Daqui em diante, adoto o relatório exarado às fls. 89/93, nos seguintes termos:


Na petição inicial, o autor relatou que a Ação contra ele proposta teria sido intentada em razão de violado a honra do réu com a publicação, no periódico Diário do Amapá, de artigo denominado URUCUBACA.


Aduziu que a sentença prolatada deverá ser rescindida, dada a violação ao princípio do contraditório, da ampla defesa e do devido processo legal, por não ter considerado o seu correto endereço residencial quando de sua citação aos autos.


Asseverou que o oficial de justiça deveria citá-lo nos autos do processo indenizatório, compareceu a emissora de rádio localizada na Comarca de Santana, onde foi informado que o autor é Senador da República e se encontrava em viagem no interior do Estado.

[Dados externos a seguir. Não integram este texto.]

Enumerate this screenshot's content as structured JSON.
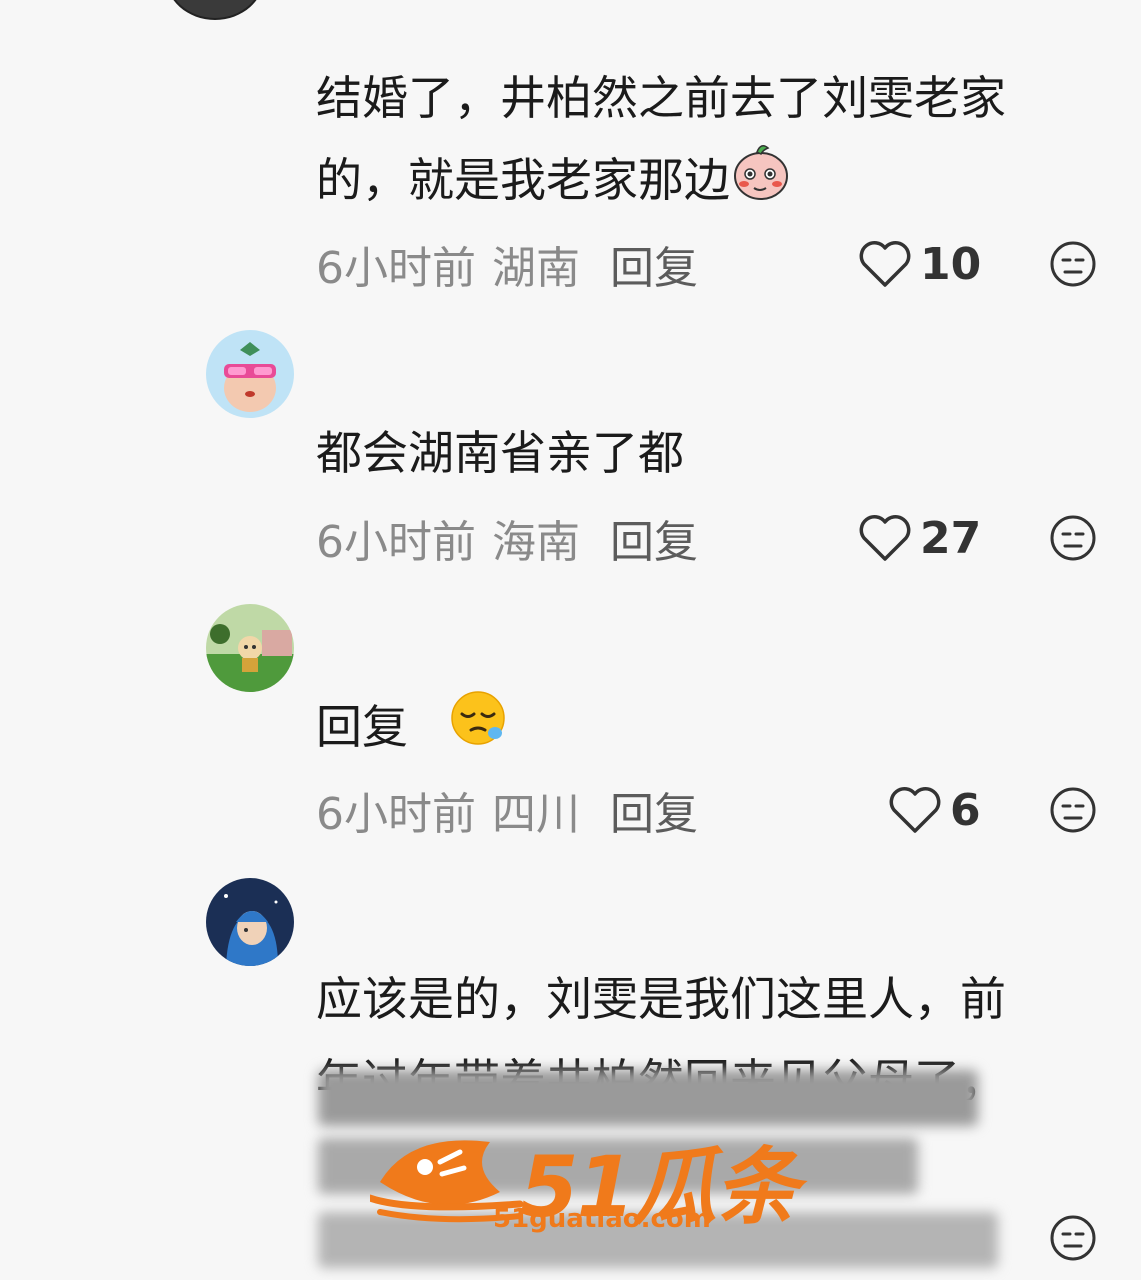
{
  "comments": [
    {
      "text_lines": [
        "结婚了，井柏然之前去了刘雯老家",
        "的，就是我老家那边"
      ],
      "time": "6小时前",
      "region": "湖南",
      "reply": "回复",
      "likes": "10"
    },
    {
      "text": "都会湖南省亲了都",
      "time": "6小时前",
      "region": "海南",
      "reply": "回复",
      "likes": "27"
    },
    {
      "text": "回复",
      "time": "6小时前",
      "region": "四川",
      "reply": "回复",
      "likes": "6"
    },
    {
      "text_lines": [
        "应该是的，刘雯是我们这里人，前",
        "年过年带着井柏然回来见父母了，"
      ]
    }
  ],
  "watermark": {
    "brand": "51瓜条",
    "url": "51guatiao.com"
  },
  "colors": {
    "background": "#f7f7f7",
    "meta_text": "#8a8a8a",
    "watermark": "#f07a1b"
  }
}
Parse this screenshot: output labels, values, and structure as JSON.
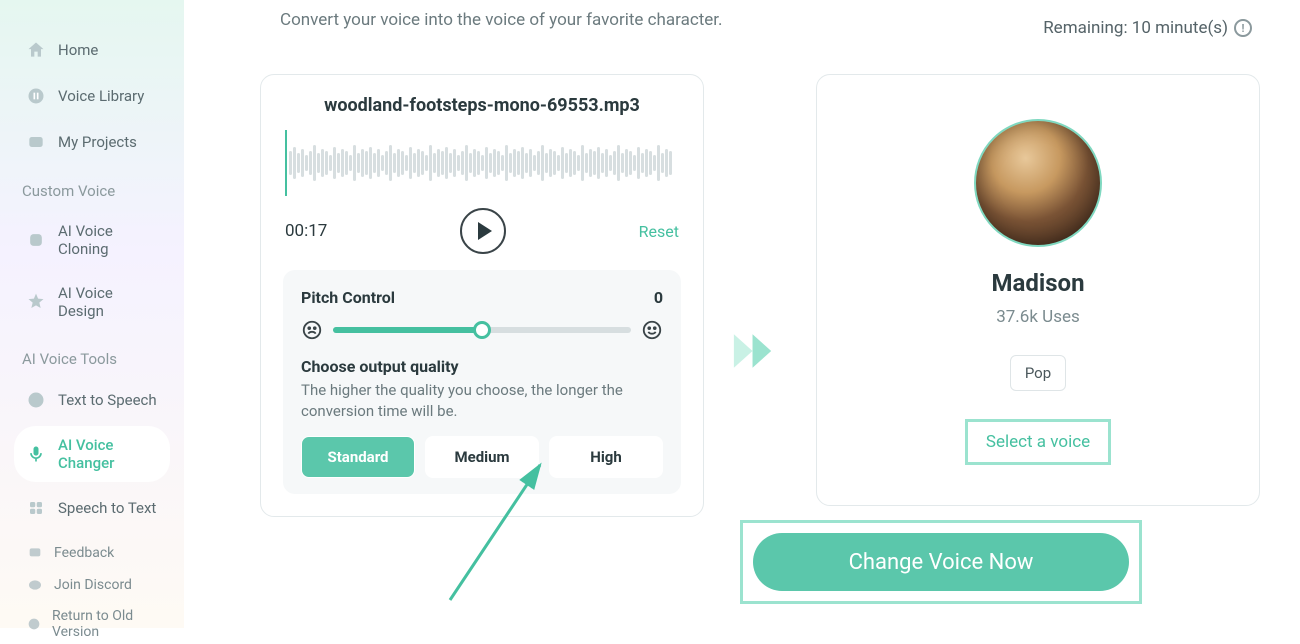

Acrescenta que o endereço informado pelo réu para a sua citação não é da emissora de rádio onde se realizou a diligencia, na Comarca de Santana.


Inconformado em não localizar o autor e suspeitando que o mesmo estaria se ocultando, o oficial de justiça efetuou a sua citação por hora certa, devolvendo o mandado de citação aos autos, reputando-o cumprido.


Sustenta o autor que, dando cumprimento ao art. 229 do Código de Processo Civil, foi encaminhada carta para a emissora de rádio, sendo a mesma recebida pela Sra. CÍCERA BORGES, desconsiderando-se, novamente o endereço indicado pelo réu em sua petição inicial.


Diante de tais fatos, foi decretada a revelia do autor no processo de indenização por danos morais, sendo julgado antecipadamente o mérito, restando o mesmo condenado nos termos acima expostos.


Destarte, alega o autor que o oficial de justiça sabia de sua condição de Senador da República e que seu endereço, como tal, está situado na cidade de Brasília/DF, onde se encontra no exercício de seu mandado parlamentar, devendo ter sido citado nesta Comarca, através de Carta Precatória, sendo nula a sua citação realizada nos autos do processo de indenização por indenização por danos morais movido pelo réu.


Aduz que além do seu correto endereço residencial não ter sido considerado quando da realização de sua citação, o oficial de justiça não cumpriu com as exigências dispostas no art. 227 do Código de Processo Civil para efetuar a sua citação por hora certa e, ainda, que não lhe foi nomeado curador especial aos autos, como preceitua o art. 9 do Estatuto de Ritos.



Tais fundamentos representariam o fumus boni iuris e o periculum in mora residiria no fato de a sentença rescindenda se encontrar em fase de execução, podendo ser determinada o bloqueio de valores em conta corrente e a constrição judicial de seus bens.


Por tudo isso, pediu a concessão dos efeitos da tutela antecipada para que seja suspensa a eficácia executiva da sentença impugnada, até decisão final desta Rescisória. E no mérito, requereu a rescisão da sentença de primeiro grau, declarando-se a nulidade de todos os atos praticados desde a citação, inclusive.


Sustenta o autor que tal decisão que se busca rescindir violou o art. 5º, incisos LIV e LV, da Constituição Federal, que exige aos litigantes o devido processo legal, o contraditório e a ampla defesa.


Informa também que a citação do autor é inválida, porque sua residência e domicílio são em Brasília/DF, haja vista que é Senador da República, e o endereço constante na inicial é de dona Cícera Pinheiro Borges, mãe do autor.


Aduz ser a citação formal a ser realizado na pessoa do réu, onde a lei é taxativa em prever as exceções, e não há nenhuma menção legal sugerindo que possa ser feita na pessoa de um parente qualquer, como se verifica no comando do art. 215 do CPC.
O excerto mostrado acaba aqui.